Prima di The Pitt, un'altra comedy crime Netflix aveva conquistato la critica (con il 98% su Rotten Tomatoes)
Taylor Dearden, prima di The Pitt, era protagonista di un'altra serie comedy crime con il 98% su Rotten Tomatoes. Scopri questa gemma nascosta.
Prima che Taylor Dearden diventasse uno dei volti più apprezzati di The Pitt, il medical drama HBO che ha conquistato critica e pubblico, l'attrice aveva già dimostrato il suo talento in una serie Netflix che pochi ricordano ma che vanta uno dei punteggi più alti mai ottenuti sulla piattaforma. Stiamo parlando di American Vandal, una comedy crime che ha raggiunto il 98% su Rotten Tomatoes, un risultato straordinario che la colloca tra le produzioni originali più acclamate di Netflix.
American Vandal è una di quelle gemme nascoste che Netflix ha nel suo catalogo, una serie che fonde true crime e commedia in un mix innovativo e sorprendentemente intelligente. Uscita nel 2017, la serie è una satira brillante dei documentari investigativi che hanno dominato il decennio scorso, come Serial e Making a Murderer. Il format è semplice ma efficace: due studenti delle superiori, Peter e Sam, si improvvisano documentaristi per indagare su scherzi scolastici dalle conseguenze disastrose.
Nella prima stagione, i due protagonisti cercano di scoprire chi ha vandalizzato decine di auto nel parcheggio degli insegnanti con disegni fallici. Il sospettato principale è Dylan, uno studente che si proclama innocente. La narrazione segue i canoni del true crime classico, ma con un twist comico che trasforma il tutto in una riflessione arguta sui bias, le prove circostanziali e la presunzione di colpa nei casi mediatici.
Taylor Dearden entra in scena nella seconda stagione, quando la storia si sposta in una prestigiosa scuola cattolica di Washington. Qui il mistero riguarda "The Brownout", un episodio in cui qualcuno avvelena la limonata della mensa scolastica con lassativi, provocando un caos di proporzioni epiche. Dearden interpreta Chloe Lyman, una studentessa convinta dell'innocenza di Kevin McClain, l'accusato che avrebbe confessato sotto pressione. È Chloe a contattare Peter e Sam, reclutandoli per risolvere il caso dopo il successo della prima indagine.
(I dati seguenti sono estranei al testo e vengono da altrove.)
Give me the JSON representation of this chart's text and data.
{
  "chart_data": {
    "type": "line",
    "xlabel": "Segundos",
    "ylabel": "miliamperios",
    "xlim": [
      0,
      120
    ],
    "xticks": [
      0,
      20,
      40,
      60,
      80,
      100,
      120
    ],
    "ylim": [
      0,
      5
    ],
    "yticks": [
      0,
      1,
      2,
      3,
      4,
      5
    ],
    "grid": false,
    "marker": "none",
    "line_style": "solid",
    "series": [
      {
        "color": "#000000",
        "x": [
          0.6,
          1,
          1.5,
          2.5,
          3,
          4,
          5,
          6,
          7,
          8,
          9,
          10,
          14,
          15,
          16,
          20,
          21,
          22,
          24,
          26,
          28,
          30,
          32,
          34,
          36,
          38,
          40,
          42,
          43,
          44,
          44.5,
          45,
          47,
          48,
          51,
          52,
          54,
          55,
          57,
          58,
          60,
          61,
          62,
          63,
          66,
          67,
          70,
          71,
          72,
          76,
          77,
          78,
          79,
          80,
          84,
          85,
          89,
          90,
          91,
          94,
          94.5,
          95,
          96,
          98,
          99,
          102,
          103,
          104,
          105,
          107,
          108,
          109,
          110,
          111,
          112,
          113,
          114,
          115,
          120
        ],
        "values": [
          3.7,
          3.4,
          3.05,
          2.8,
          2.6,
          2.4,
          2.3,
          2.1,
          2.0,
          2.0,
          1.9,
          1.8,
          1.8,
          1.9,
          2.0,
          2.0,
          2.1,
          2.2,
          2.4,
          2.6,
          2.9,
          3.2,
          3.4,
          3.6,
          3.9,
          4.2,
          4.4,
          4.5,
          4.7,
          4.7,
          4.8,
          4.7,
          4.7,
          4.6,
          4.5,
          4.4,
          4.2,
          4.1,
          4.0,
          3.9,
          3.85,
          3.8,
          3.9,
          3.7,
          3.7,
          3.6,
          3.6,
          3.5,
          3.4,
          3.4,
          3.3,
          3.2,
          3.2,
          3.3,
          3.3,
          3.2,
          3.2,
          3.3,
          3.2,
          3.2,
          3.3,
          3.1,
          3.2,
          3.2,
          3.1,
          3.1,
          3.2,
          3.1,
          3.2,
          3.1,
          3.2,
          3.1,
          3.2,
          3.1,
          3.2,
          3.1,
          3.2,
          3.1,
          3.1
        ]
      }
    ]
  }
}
Il personaggio di Chloe è fondamentale nella seconda stagione: non è solo una comparsa, ma il motore narrativo che spinge avanti l'inchiesta. Dearden porta sullo schermo una determinazione e una vulnerabilità che rendono Chloe autentica, mai sopra le righe, perfettamente calibrata per un contesto che bilancia umorismo e serietà. La sua performance, benché sottovalutata all'epoca, mostra già la maturità interpretativa che l'avrebbe portata a ruoli più complessi.
American Vandal ha conquistato la critica con due stagioni da otto episodi ciascuna, entrambe certificate Fresh su Rotten Tomatoes con un punteggio del 98%. Per fare un confronto, Mindhunter, altro cult Netflix cancellato prematuramente, si ferma a un punteggio inferiore. Eppure, nonostante il successo critico e una base di fan devoti, Netflix ha deciso di non rinnovare la serie dopo il 2018, lasciando incompiuta una formula che avrebbe potuto generare numerose stagioni, ognuna dedicata a un diverso scherzo scolastico e a una nuova scuola.
La cancellazione ha sorpreso molti, considerando che la serie aveva trovato un tono distintivo, a metà tra il mockumentary e la satira sociale. American Vandal non era solo una parodia: era anche un commento intelligente su come costruiamo narrazioni, su come i media influenzano la percezione pubblica e su quanto sia facile giudicare senza conoscere tutti i fatti. In un'epoca in cui il true crime è diventato un fenomeno di massa, la serie riusciva a prendersi gioco del genere senza sminuirlo, anzi celebrandone la capacità di coinvolgere e interrogare.
La serie possiede anche quell'energia tipica delle comedy millennial della metà degli anni 2010, una vibe che ricorda film come 21 Jump Street: irriverente ma mai cinica, divertente senza sacrificare l'intelligenza. È un prodotto che parla a una generazione cresciuta tra YouTube, podcast true crime e una sana dose di scetticismo verso le narrazioni preconfezionate.